DEC releases final deer management plan

Comments accepted until Aug. 8

A pair of white-tailed deer browse in the snow near Saranac Lake. (Enterprise photo — Lou Reuter)

ALBANY — Informed by public input, the New York State Department of Environmental Conservation recently released a final version of its management plan for white-tailed deer.

DEC first released its draft deer management plan for public review in the late fall 2020. The final plan released recently includes revisions and clarifications based on the DEC’s review of more than 2,000 comments submitted by individuals, organizations and elected officials.

The Deer Management Plan outlines strategies to manage deer populations across a range of abundance levels and diverse deer-related impacts, in rural, urban and suburban areas. It also enhances DEC programs that provide relief to landowners and the public experiencing deer damage and conflicts, seeks to protect New York’s deer from the devastating potential of chronic wasting disease.

The plan provides information about how DEC determines population objectives, sets harvest quotas and calculates annual deer harvest, and describes the effectiveness of various management strategies for reducing impacts from overabundant deer.

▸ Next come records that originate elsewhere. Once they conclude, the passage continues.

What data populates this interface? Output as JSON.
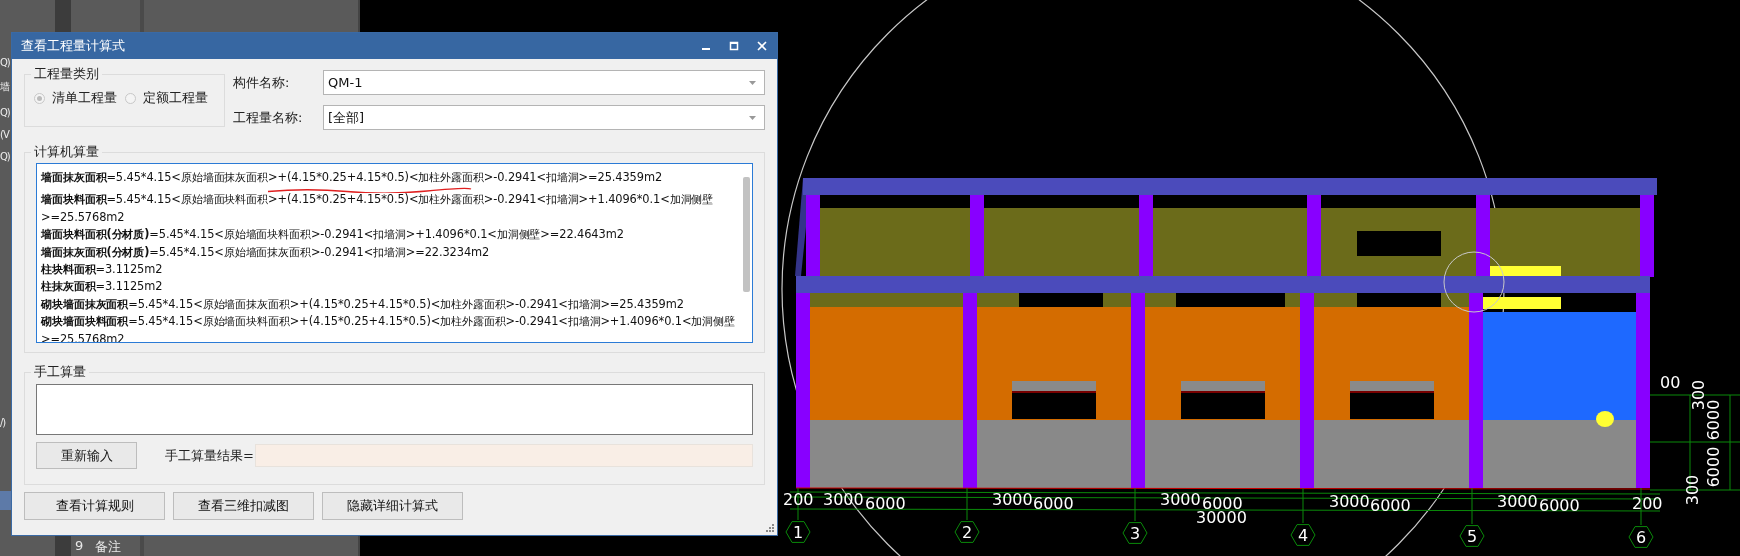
{
  "left_panel": {
    "fragments": [
      "Q)",
      "墙",
      "Q)",
      "(V",
      "Q)",
      "/)"
    ],
    "rows": [
      {
        "number": "9",
        "label": "备注"
      }
    ]
  },
  "viewport": {
    "dimension_labels": [
      "200",
      "3000",
      "6000",
      "3000",
      "6000",
      "3000",
      "6000",
      "30000",
      "3000",
      "6000",
      "3000",
      "6000",
      "200",
      "00",
      "300",
      "6000",
      "6000",
      "300"
    ],
    "axis_labels": [
      "1",
      "2",
      "3",
      "4",
      "5",
      "6"
    ]
  },
  "dialog": {
    "title": "查看工程量计算式",
    "category_group": {
      "title": "工程量类别",
      "disabled": true,
      "options": [
        {
          "label": "清单工程量",
          "selected": true
        },
        {
          "label": "定额工程量",
          "selected": false
        }
      ]
    },
    "fields": [
      {
        "label": "构件名称:",
        "value": "QM-1"
      },
      {
        "label": "工程量名称:",
        "value": "[全部]"
      }
    ],
    "computed_group": {
      "title": "计算机算量",
      "lines": [
        "**墙面抹灰面积**=5.45*4.15<原始墙面抹灰面积>+(4.15*0.25+4.15*0.5)<加柱外露面积>-0.2941<扣墙洞>=25.4359m2",
        "**墙面块料面积**=5.45*4.15<原始墙面块料面积>+(4.15*0.25+4.15*0.5)<加柱外露面积>-0.2941<扣墙洞>+1.4096*0.1<加洞侧壁>=25.5768m2",
        "**墙面块料面积(分材质)**=5.45*4.15<原始墙面块料面积>-0.2941<扣墙洞>+1.4096*0.1<加洞侧壁>=22.4643m2",
        "**墙面抹灰面积(分材质)**=5.45*4.15<原始墙面抹灰面积>-0.2941<扣墙洞>=22.3234m2",
        "**柱块料面积**=3.1125m2",
        "**柱抹灰面积**=3.1125m2",
        "**砌块墙面抹灰面积**=5.45*4.15<原始墙面抹灰面积>+(4.15*0.25+4.15*0.5)<加柱外露面积>-0.2941<扣墙洞>=25.4359m2",
        "**砌块墙面块料面积**=5.45*4.15<原始墙面块料面积>+(4.15*0.25+4.15*0.5)<加柱外露面积>-0.2941<扣墙洞>+1.4096*0.1<加洞侧壁>=25.5768m2"
      ]
    },
    "manual_group": {
      "title": "手工算量",
      "reenter_button": "重新输入",
      "result_label": "手工算量结果="
    },
    "buttons": [
      "查看计算规则",
      "查看三维扣减图",
      "隐藏详细计算式"
    ]
  }
}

“This second-edition deer plan marks a major step forward in DEC’s effort to manage deer responsibly to protect the environment and public safety,” Commissioner Basil Seggos said. “The plan aligns public values for deer with ecological data to advance management decisions that benefit deer, deer habitats and New Yorkers.”

DEC is also providing additional hunter opportunities and increasing antlerless harvest strategically where needed, while also promoting hunter choice for buck harvest by encouraging hunters who want to take older, larger-antlered bucks to voluntarily pass up young, small-antlered bucks. DEC encourages deer hunters to use non-lead ammunition to reduce lead exposure of non-target wildlife.

The DEC is proposing to establish a nine-day season for antlerless deer beginning the second Saturday in September with firearms and bows. The department also proposes to extend the legal hunting hours to 30 minutes before sunrise and 30 minutes after sunset, while also promoting hunter safety by proposing a requirement that hunters have to wear fluorescent orange or pink.

DEC also proposed to reinstate either-sex deer harvest opportunities during the early muzzleloader period.

In addition to implementing portions of the deer plan, the regulatory proposal includes a change to simplify bear hunting in the Adirondack portion of the Northern Zone by extending the regular firearm season to cover the entire hunting period. Currently, the season structure allows bears to be taken with rifles and shotguns for 72 out of 79 days, excluding the seven-day period where bears could only be taken with a muzzleloader, crossbow or bow. Under the proposal, hunters would be able to use any implement during the entire 79-day season.

Details about the proposals are available on DEC’s website.